Les épurateurs sont munis d’un robinet à clapet, ou, mieux d’un robinet d’huilerie.

Cristallisation

Liquide visqueux à sa sortie des rayons, le miel se solidifie et forme une masse compacte formée de cristaux plus ou moins gros. On dit alors que le miel est cristallisé ou granulé.

La température et la plante qui a fourni le miel modifient à l’infini la rapidité de la cristallisation et la grosseur du grain.

Un peu de vieux miel cristallisé mélangé à la masse peut hâter la granulation.

Conservation du miel

Le miel est très hygrométrique. Il peut absorber près de 50 % d’eau. En absorbant l’eau, le miel se liquéfie. Il fermente ensuite rapidement, prend un goût aigre et désagréable. Pour lui enlever cette aigreur et arrêter sa fermentation on doit le faire fondre au bain-marie.

Le seul moyen d’éviter tous ces ennuis, c’est de loger le miel dans des récipients à fermeture hermétique et de le placer dans un local frais.

Logement du miel

On loge le miel dans des récipients variés, principalement dans des fûts ou des seaux en bois ou en métal.

Le pin ou le sapin donnent un goût résineux au miel, le chêne lecolore, le hêtre est très recommandable.

Le cuivre et le zinc s’oxydent au contact du miel ; le fer étamé convient parfaitement à cet usage.

Les seaux et les boîtes en fer-blanc à fermeture hermétique doivent donc être préférés à tous les autres récipients.

Vente du miel

Je ne suis pas partisan des gros bénéfices. Mais j’estime que l’apiculture, comme toute autre industrie, doit être honnêtement rémunératrice. Tout travail mérite salaire.

Dans la pratique, comment l’apiculteur établira-t-il donc ses prix ?

Il acceptera tout bonnement les prix qui résultent du jeu de l’offre et de la demande.

Marcher contre ce principe, même avec de puissantes sociétés d’apiculture, c’est obliger nos clients à goûter les miels étrangers, qui ne sont pas tous mauvais ; c’est nous exposer à perdre notre miel, qui ne se conserve pas indéfiniment.

Si ces prix ne sont pas suffisamment rémunérateurs, nous nous adresserons à nos élus pour leur demander des droits de douane sur les miels étrangers. Si notre demande est justifiée, elle finira toujours par être écoutée, surtout si nous savons nous unir pour être forts. Avant tout, produisons à bon compte.

L’apiculteur devra tenir compte que le grossiste a droit à un bénéfice, le détaillant à un autre bénéfice.

L’apiculteur peut chercher à se passer de ces intermédiaires et à faire lui-même le grossiste ou le détaillant ou les deux : il en aura les bénéfices.

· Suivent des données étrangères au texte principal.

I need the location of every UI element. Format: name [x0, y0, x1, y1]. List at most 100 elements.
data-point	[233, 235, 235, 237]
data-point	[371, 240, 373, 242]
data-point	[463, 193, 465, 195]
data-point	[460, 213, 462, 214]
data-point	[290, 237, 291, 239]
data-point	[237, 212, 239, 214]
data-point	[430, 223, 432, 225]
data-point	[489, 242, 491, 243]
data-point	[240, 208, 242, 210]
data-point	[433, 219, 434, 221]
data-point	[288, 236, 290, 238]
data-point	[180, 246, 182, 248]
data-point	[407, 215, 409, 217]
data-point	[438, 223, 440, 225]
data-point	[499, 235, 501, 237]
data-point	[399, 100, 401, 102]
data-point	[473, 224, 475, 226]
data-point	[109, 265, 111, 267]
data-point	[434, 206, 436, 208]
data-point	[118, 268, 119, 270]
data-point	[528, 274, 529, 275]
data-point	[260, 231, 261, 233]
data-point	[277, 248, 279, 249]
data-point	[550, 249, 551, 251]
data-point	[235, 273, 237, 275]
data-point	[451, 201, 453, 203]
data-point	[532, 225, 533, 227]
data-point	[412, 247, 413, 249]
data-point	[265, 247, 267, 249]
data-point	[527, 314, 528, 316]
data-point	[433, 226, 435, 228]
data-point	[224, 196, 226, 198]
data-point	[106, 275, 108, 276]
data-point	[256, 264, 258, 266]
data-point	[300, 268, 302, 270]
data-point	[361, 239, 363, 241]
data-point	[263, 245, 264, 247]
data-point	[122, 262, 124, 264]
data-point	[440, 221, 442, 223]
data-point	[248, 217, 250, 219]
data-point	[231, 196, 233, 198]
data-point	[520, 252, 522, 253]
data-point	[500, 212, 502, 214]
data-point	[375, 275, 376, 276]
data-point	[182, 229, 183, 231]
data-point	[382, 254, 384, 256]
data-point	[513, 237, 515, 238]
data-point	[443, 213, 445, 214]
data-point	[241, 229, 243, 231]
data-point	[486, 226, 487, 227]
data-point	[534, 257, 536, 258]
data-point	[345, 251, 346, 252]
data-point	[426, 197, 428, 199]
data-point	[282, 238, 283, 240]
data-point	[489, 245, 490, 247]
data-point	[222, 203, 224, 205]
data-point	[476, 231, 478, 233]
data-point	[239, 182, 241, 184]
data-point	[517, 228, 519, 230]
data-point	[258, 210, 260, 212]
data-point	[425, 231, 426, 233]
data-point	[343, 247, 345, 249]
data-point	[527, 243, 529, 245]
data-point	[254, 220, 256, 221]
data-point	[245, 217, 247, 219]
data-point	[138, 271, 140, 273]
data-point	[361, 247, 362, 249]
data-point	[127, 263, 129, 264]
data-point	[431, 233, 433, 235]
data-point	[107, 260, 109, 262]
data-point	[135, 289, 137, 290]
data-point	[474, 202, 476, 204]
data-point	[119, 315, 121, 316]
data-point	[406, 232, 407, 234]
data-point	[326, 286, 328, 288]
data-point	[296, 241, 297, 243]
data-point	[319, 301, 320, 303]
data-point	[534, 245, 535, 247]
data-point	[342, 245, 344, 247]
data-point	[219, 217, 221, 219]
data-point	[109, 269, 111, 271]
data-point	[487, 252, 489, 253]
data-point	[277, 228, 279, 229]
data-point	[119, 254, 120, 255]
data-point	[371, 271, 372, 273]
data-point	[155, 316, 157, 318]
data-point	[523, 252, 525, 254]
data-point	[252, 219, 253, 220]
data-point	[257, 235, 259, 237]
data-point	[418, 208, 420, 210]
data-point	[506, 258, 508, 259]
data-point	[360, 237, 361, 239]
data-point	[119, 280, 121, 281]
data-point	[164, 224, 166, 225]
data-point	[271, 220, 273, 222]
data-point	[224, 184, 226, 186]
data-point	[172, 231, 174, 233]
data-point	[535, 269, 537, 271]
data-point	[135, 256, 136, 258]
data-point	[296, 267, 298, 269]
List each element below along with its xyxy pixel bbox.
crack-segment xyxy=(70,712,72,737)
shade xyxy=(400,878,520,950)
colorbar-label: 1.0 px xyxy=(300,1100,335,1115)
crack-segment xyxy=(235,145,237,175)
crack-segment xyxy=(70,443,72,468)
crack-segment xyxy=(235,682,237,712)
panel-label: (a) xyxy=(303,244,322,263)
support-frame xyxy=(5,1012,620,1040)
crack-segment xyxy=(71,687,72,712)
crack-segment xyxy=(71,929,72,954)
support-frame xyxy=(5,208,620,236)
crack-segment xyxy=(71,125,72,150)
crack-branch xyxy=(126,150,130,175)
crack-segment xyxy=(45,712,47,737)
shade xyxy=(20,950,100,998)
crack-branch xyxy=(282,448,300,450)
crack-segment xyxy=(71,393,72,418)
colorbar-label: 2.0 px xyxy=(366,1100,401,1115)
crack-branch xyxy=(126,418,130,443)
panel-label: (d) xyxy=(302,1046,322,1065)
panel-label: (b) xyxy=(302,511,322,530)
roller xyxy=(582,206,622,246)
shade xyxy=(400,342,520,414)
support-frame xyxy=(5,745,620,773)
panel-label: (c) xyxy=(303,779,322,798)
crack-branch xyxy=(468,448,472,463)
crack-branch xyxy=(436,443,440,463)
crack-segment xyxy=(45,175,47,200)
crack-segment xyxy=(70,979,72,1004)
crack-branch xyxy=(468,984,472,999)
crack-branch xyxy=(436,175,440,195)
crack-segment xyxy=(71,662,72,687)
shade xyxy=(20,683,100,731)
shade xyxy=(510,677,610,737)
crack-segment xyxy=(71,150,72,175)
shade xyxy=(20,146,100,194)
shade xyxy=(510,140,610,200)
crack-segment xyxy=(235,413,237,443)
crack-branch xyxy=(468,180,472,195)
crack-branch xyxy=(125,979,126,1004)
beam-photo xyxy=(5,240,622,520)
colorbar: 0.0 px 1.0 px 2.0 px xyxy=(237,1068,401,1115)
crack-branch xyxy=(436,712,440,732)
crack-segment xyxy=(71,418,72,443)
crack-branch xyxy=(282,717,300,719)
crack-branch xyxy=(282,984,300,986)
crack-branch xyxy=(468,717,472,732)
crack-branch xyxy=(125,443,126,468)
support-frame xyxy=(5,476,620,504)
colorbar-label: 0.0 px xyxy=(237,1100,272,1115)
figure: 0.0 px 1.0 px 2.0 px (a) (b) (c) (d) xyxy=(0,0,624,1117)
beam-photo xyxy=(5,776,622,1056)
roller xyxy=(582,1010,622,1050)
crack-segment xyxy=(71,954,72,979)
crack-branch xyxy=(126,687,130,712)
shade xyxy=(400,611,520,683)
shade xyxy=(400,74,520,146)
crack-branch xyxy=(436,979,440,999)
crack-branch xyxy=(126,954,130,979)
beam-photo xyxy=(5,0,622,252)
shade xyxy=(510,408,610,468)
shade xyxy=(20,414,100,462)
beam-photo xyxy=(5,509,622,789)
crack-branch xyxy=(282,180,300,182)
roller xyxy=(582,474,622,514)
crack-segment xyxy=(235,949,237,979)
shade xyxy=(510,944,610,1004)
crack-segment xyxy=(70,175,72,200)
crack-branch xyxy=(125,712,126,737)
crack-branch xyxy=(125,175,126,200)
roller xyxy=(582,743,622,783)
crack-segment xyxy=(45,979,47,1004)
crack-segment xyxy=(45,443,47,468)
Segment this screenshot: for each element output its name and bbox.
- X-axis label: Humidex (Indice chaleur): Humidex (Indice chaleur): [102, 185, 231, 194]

Mais il ne doit pas leur faire concurrence.

L’apiculteur aura encore besoin longtemps des intermédiaires, il ne peut leur faire concurrence sans travailler contre lui-même. S’il oblige les intermédiaires à baisser leurs prix de vente, ces mêmes intermédiaires baisseront aussi leur prix d’achat l’année suivante. Le bénéfice de l’apiculteur n’aura donc pas de durée.

Mais il est un intermédiaire contre lequel l’apiculteur doit entamer une lutte acharnée : c’est le détaillant qui exagère ses bénéfices et empêche la consommation du miel.

Or, les miels ne sont pas également cotés dans le commerce. Comment l’apiculteur devra-t-il les classer ?

En France, il y a deux sortes de miels bien caractérisés : le miel de sainfoin, très blanc, sans goût accentué, type miel du Gâtinais ; et le miel d’origine multiple, plus ou moins coloré, plus ou moins parfumé, type miel de Narbonne. Je ne cite que pour mémoire le miel de bruyère, type miel des Landes, et le miel de sarrasin, type miel de Bretagne. Ces miels, d’une couleur rouge-brun, au goût âcre, ne sont pas des miels de table ; ils ne conviennent qu’à la fabrication du pain d’épice.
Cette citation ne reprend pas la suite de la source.